Mitten in München:Uni-Live-Chat mit Fliegerbombe

Wenn die eigene Bude virtuell zum Seminarraum wird, kann es schon mal zu kleinen Irritationen für die Mitstudierenden kommen

Kolumne von Ilona Gerdom

Ans Ende der Sommerferien erinnert man sich noch heute. Nach sechs Wochen war es immer das gleiche Gefühlschaos: Auf der einen Seite Unmut wegen der Aussicht auf Hausaufgaben, auf der anderen Vorfreude auf die Mitschüler. Geändert hat sich daran nichts. Endlich die Kommilitonen wiederzusehen, ist definitiv das Highlight zum Start des Studienhalbjahrs. Diesmal aber nicht in der Uni, sondern am Bildschirm zuhause. Willkommen zum ersten digitalen Hochschulsemester.
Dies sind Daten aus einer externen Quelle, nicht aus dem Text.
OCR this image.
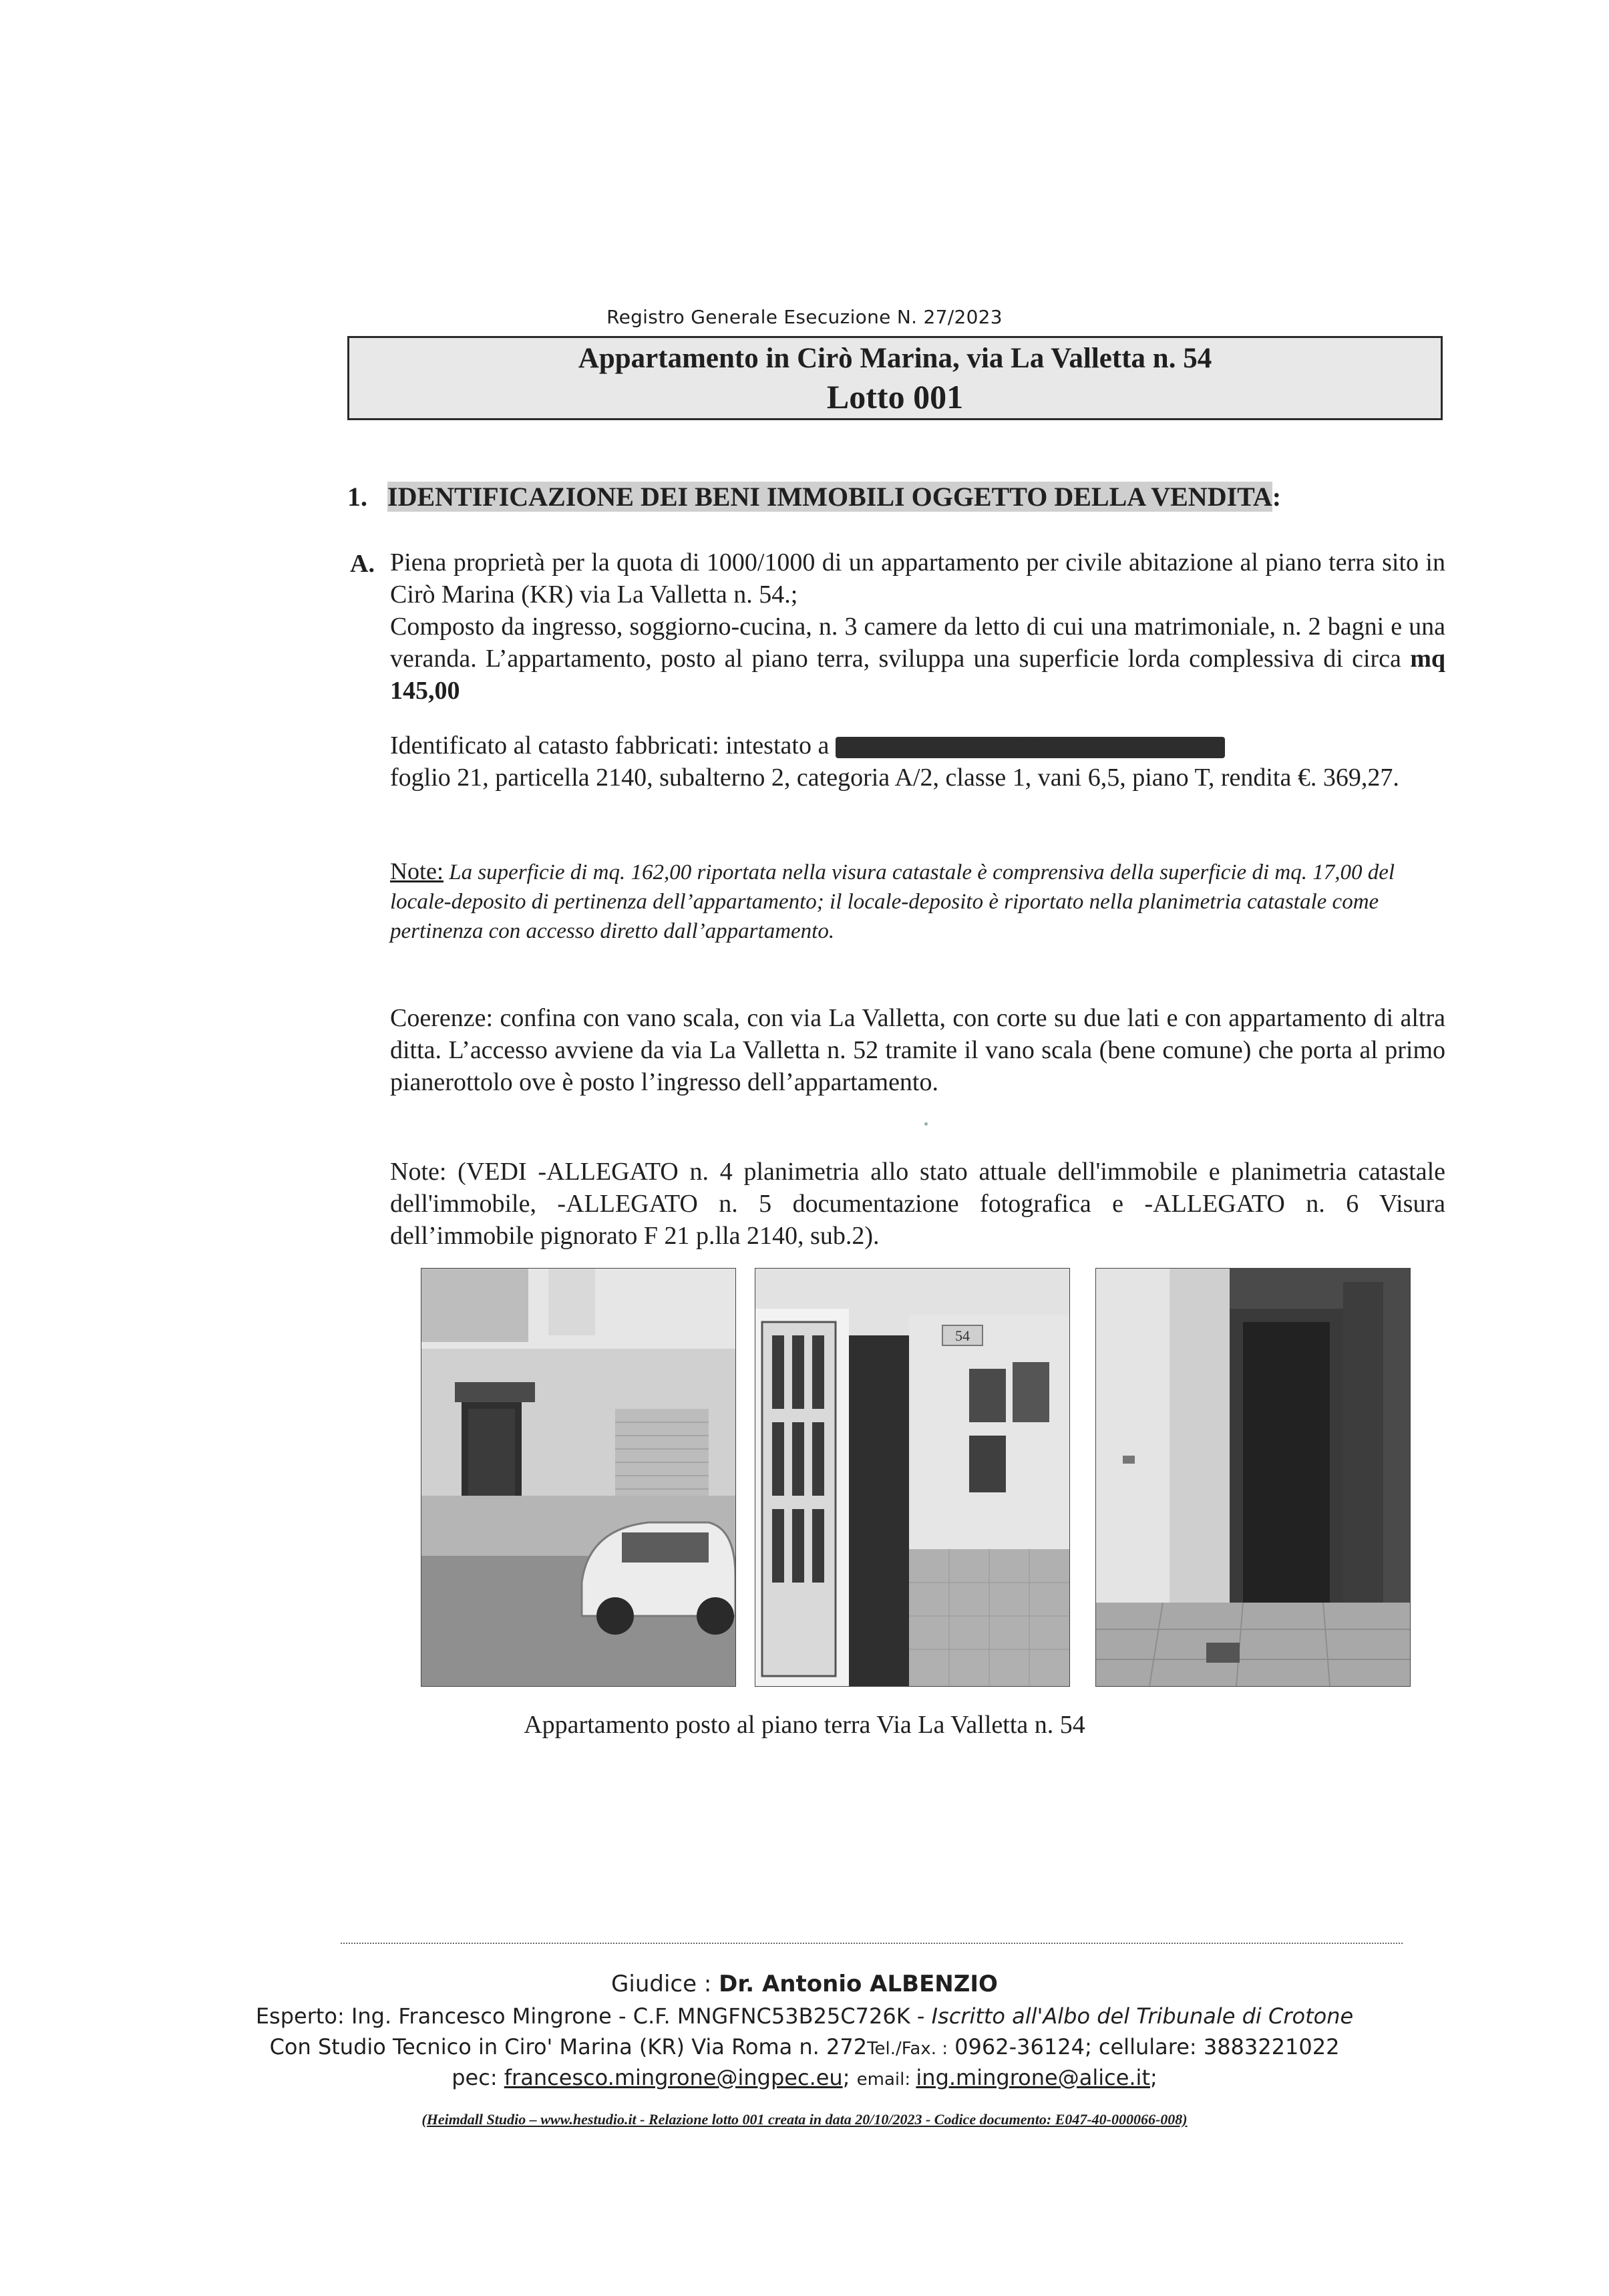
Registro Generale Esecuzione N. 27/2023
Appartamento in Cirò Marina, via La Valletta n. 54
Lotto 001
1. IDENTIFICAZIONE DEI BENI IMMOBILI OGGETTO DELLA VENDITA:
A. Piena proprietà per la quota di 1000/1000 di un appartamento per civile abitazione al piano terra sito in Cirò Marina (KR) via La Valletta n. 54.;
Composto da ingresso, soggiorno-cucina, n. 3 camere da letto di cui una matrimoniale, n. 2 bagni e una veranda. L’appartamento, posto al piano terra, sviluppa una superficie lorda complessiva di circa mq 145,00
Identificato al catasto fabbricati: intestato a Martino Luca nato a Cirò Marina il 05/12/1977
foglio 21, particella 2140, subalterno 2, categoria A/2, classe 1, vani 6,5, piano T, rendita €. 369,27.
Note: La superficie di mq. 162,00 riportata nella visura catastale è comprensiva della superficie di mq. 17,00 del locale-deposito di pertinenza dell’appartamento; il locale-deposito è riportato nella planimetria catastale come pertinenza con accesso diretto dall’appartamento.
Coerenze: confina con vano scala, con via La Valletta, con corte su due lati e con appartamento di altra ditta. L’accesso avviene da via La Valletta n. 52 tramite il vano scala (bene comune) che porta al primo pianerottolo ove è posto l’ingresso dell’appartamento.
Note: (VEDI -ALLEGATO n. 4 planimetria allo stato attuale dell'immobile e planimetria catastale dell'immobile, -ALLEGATO n. 5 documentazione fotografica e -ALLEGATO n. 6 Visura dell’immobile pignorato F 21 p.lla 2140, sub.2).
54
Appartamento posto al piano terra Via La Valletta n. 54
Giudice : Dr. Antonio ALBENZIO
Esperto: Ing. Francesco Mingrone - C.F. MNGFNC53B25C726K - Iscritto all'Albo del Tribunale di Crotone
Con Studio Tecnico in Ciro' Marina (KR) Via Roma n. 272Tel./Fax. : 0962-36124; cellulare: 3883221022
pec: francesco.mingrone@ingpec.eu; email: ing.mingrone@alice.it;
(Heimdall Studio – www.hestudio.it - Relazione lotto 001 creata in data 20/10/2023 - Codice documento: E047-40-000066-008)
Beim Dozenten macht sich erst einmal Erleichterung breit. Alle der knapp 40 Studierenden haben es problemlos in den Videochat geschafft. Eine jedoch verkündet gleich, es könne sein, dass sie spontan wegmüsse. Vor ihrer Wohnung sei eine alte Fliegerbombe gefunden worden. Vielleicht wird evakuiert. Dann solle man sich bitte nicht wundern. Kaum drei Minuten im Kurs, klopft es in einem anderen Bildschirmfenster an der Tür. Der Mitbewohner streckt den Kopf herein. Als klar wird, dass hier gerade Uni angesagt ist, verschwindet er schnell wieder. Das Seminar selbst beginnt mit einer kleinen Umfrage. Wie denn die Stimmung auf einer Skala von eins bis zehn sei? Gar nicht so schlecht, stellt sich heraus. Wer übrigens dachte, dass der Unterricht von der Pandemie ablenkt, der hat sich geirrt. Denn Thema des Seminars ist - genau - Covid-19. Wenn eh alle Wege nach Corona führen, warum dann nicht gleich eine wissenschaftliche Auseinandersetzung mit der Krise?
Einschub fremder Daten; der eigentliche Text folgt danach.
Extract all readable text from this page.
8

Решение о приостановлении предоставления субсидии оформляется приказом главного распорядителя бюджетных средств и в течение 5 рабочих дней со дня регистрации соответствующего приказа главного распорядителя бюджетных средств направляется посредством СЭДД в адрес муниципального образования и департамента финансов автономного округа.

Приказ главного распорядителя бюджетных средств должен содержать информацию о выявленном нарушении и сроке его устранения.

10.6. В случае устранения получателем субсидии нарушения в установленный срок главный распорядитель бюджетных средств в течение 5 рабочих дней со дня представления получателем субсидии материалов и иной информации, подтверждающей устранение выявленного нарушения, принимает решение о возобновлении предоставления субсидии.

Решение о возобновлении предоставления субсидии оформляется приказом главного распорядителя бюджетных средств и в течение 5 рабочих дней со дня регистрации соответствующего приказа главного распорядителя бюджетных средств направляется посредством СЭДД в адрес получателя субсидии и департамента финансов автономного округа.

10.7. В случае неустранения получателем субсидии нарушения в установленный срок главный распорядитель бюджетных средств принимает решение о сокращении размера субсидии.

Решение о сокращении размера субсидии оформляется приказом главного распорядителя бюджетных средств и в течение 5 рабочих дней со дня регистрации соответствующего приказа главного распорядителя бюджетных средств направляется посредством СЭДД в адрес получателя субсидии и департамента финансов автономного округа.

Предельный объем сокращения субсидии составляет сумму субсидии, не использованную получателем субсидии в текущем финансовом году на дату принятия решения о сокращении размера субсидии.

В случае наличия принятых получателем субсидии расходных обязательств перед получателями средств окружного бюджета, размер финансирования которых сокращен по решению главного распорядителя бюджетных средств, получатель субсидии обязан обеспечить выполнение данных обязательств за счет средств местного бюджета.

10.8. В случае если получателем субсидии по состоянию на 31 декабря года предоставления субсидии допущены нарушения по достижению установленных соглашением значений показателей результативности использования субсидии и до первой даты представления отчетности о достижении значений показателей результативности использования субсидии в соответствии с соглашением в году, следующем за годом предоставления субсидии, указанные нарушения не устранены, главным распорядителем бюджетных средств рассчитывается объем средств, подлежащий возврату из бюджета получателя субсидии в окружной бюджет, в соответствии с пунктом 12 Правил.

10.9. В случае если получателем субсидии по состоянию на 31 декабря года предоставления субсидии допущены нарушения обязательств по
Am Ende muss niemand evakuiert werden, und auch sonst läuft der Live-Chat überraschend reibungslos. Einen faden Beigeschmack hat's aber. Normalerweise würde man sich jetzt draußen im kleinen Kreis einfinden, eine bis fünf Zigaretten rauchen und den Kurs Revue passieren lassen. Wann das wieder geht, steht in den Sternen. Bis dahin bleibt einem die Vorfreude.